Summit on Health Effects of Global Warming Cancelled Days Prior to White House Transition

Climate Change
Demonstrators gather protesting climate change in New York, U.S., January 9, 2017. Scientists have found a way to counter climate change misinformation. Shannon Stapleton/Reuters

This story was originally published by The Huffington Post and is reproduced here as part of the Climate Desk collaboration.

The Centers for Disease Control and Prevention abruptly canceled a climate change summit scheduled for next month just days before President Donald Trump was sworn in, a group involved in the event told The Huffington Post. The conference, slated to take place in Atlanta from Feb. 14 to Feb. 16, was planned to explore the "translation of science to practice" in dealing with the health effects of global warming, according to a flier posted by the National Indian Health Board, a CDC partner for the event. The cancellation was first reported by E&E News, a trade publication for environment and energy executives.

"It is canceled on those dates," an employee at the nonprofit, which advocates for tribal health care, told The Huffington Post by phone on Monday. Another worker, who requested anonymity because she wasn't authorized to speak to the press, said the CDC informed the group "the first or second week of January" that the event would be postponed indefinitely. She said the conference had been planned "for months and months."

The climate conference agenda may be folded into a second summit hosted by the American Public Health Association, another CDC partner on the canceled event, in November, the second employee added. An American Public Health Association spokesman did not return a call requesting comment. Other partners on the event included: Association of State and Territorial Health Officials, Council of State and Territorial Epidemiologists, and the National Association of County and City Health Officials.

Climate change became a core public health issue under former President Barack Obama. Increasing global temperatures are melting polar ice caps and raising sea levels, causing more drought, severe weather, flooding and vector-borne diseases. During Obama's eight years in office, the CDC launched initiatives related to climate change in 16 states and two cities.

Neither the CDC nor the White House responded to requests for comment on the canceled conference.

The cancellation came as little surprise to former CDC directors, who told E&E News the government health agency has a history of shying away from contentious political issues.

"Sometimes the agency is subject to external political pressure; sometimes the agency self-censors or pre-emptively stays away from certain issues," Howard Frumkin, former director of the CDC Center for Environmental Health and a professor at environmental health at the University of Washington's School of Public Health, told E&E News. "Climate change has been that issue historically."

Study after study shows the planet has been rapidly warming as the concentration of greenhouse gases in the atmosphere skyrocketed from humans burning coal, oil and gas on an industrial scale. Separate analyses from two federal agencies released on Wednesday show that 2016 was the hottest year on record.

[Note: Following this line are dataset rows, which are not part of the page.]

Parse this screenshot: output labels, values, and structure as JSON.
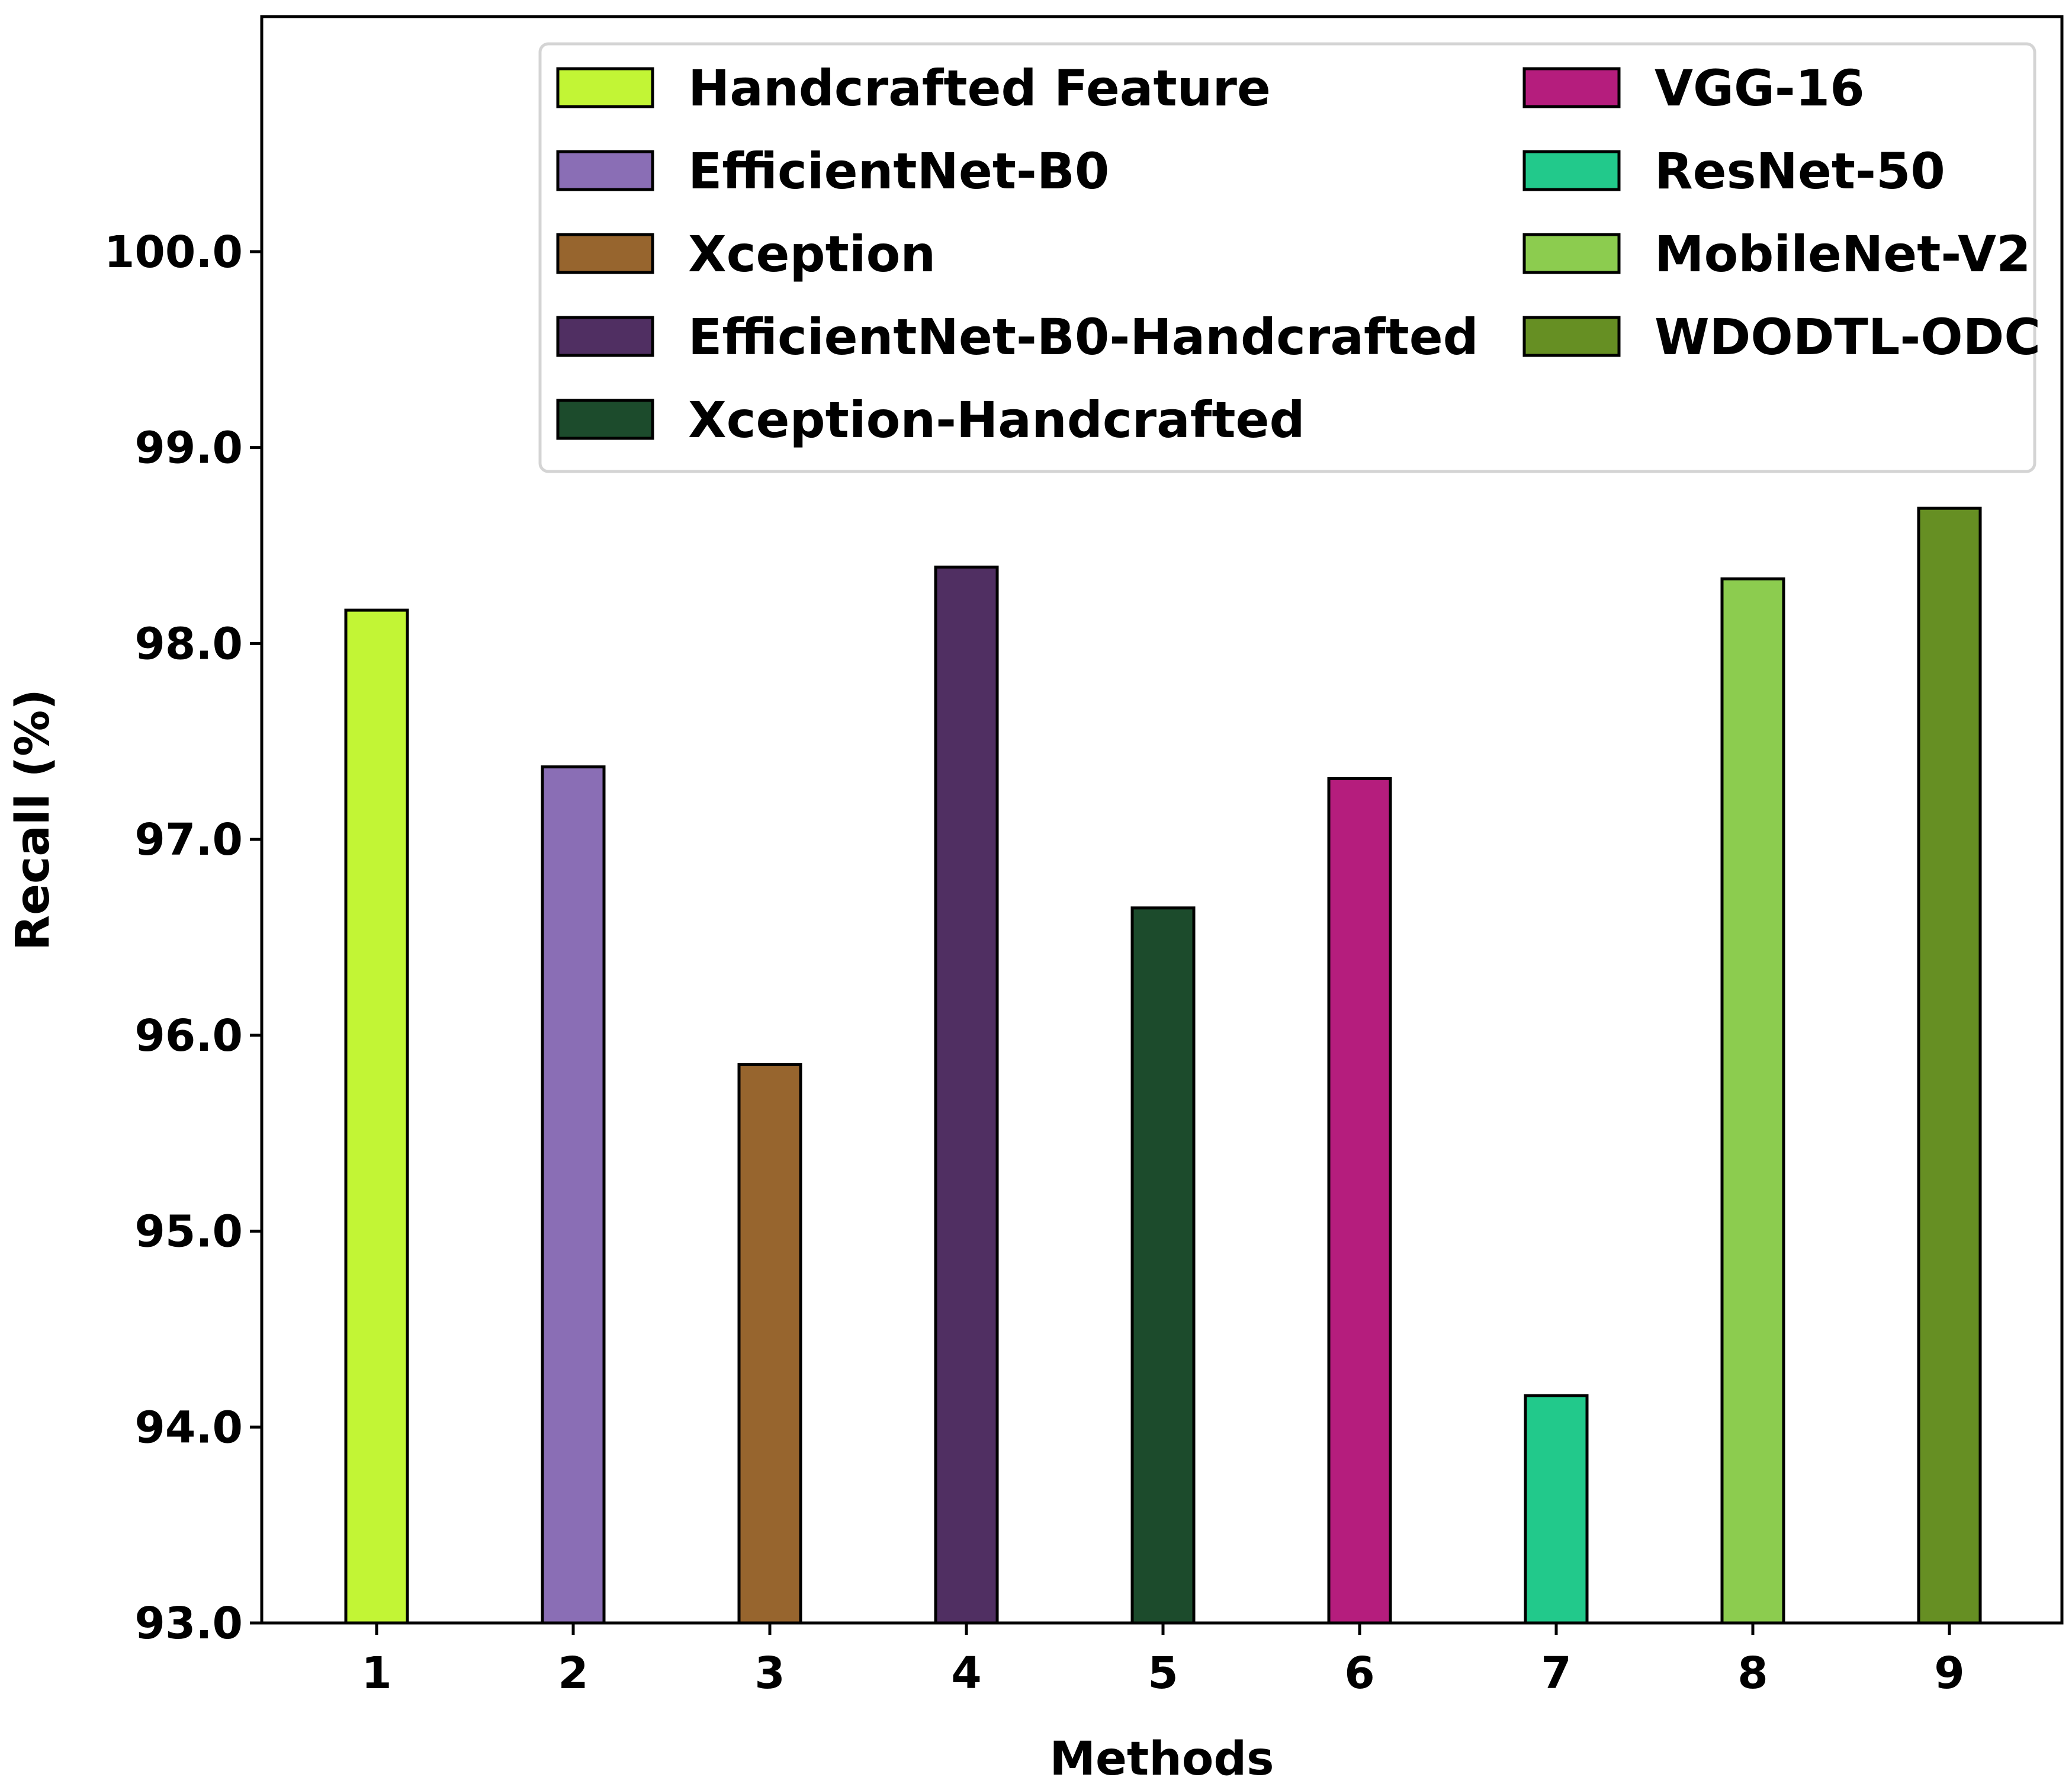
{
  "chart_data": {
    "type": "bar",
    "title": "",
    "xlabel": "Methods",
    "ylabel": "Recall (%)",
    "ylim": [
      93.0,
      101.2
    ],
    "yticks": [
      93.0,
      94.0,
      95.0,
      96.0,
      97.0,
      98.0,
      99.0,
      100.0
    ],
    "ytick_labels": [
      "93.0",
      "94.0",
      "95.0",
      "96.0",
      "97.0",
      "98.0",
      "99.0",
      "100.0"
    ],
    "categories": [
      "1",
      "2",
      "3",
      "4",
      "5",
      "6",
      "7",
      "8",
      "9"
    ],
    "grid": false,
    "legend_position": "top-right",
    "series": [
      {
        "name": "Handcrafted Feature",
        "value": 98.17,
        "color": "#c2f535"
      },
      {
        "name": "EfficientNet-B0",
        "value": 97.37,
        "color": "#8a6eb5"
      },
      {
        "name": "Xception",
        "value": 95.85,
        "color": "#97652e"
      },
      {
        "name": "EfficientNet-B0-Handcrafted",
        "value": 98.39,
        "color": "#502f62"
      },
      {
        "name": "Xception-Handcrafted",
        "value": 96.65,
        "color": "#1c4b2c"
      },
      {
        "name": "VGG-16",
        "value": 97.31,
        "color": "#b51d7d"
      },
      {
        "name": "ResNet-50",
        "value": 94.16,
        "color": "#22c98b"
      },
      {
        "name": "MobileNet-V2",
        "value": 98.33,
        "color": "#8ccc4f"
      },
      {
        "name": "WDODTL-ODC",
        "value": 98.69,
        "color": "#668f23"
      }
    ]
  }
}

Yet, during the presidential campaign, Trump repeatedly called climate change "a hoax" invented by China to make U.S. manufacturing less competitive. In November, Reince Priebus, his chief of staff, doubled down on the claim, insisting the president still believes the science behind global warming is "a bunch of bunk."

Trump stacked his Cabinet with climate science deniers and fossil fuel industry allies, and reportedly plans to gut the Environmental Protection Agency's budget. Hours after Trump's swearing in, the White House website on Friday removed the Obama administration's promises to fight climate change and replaced it with a 361-word pledge to dismantle "harmful and unnecessary" environmental policies.

"I'm concerned this is an act of self-sabotage on the part of the CDC," Ed Maibach, director of George Mason University's Center for Climate Change Communication, told E&E News. "The larger specter is that it will set the tone for self-silencing from the people at the top."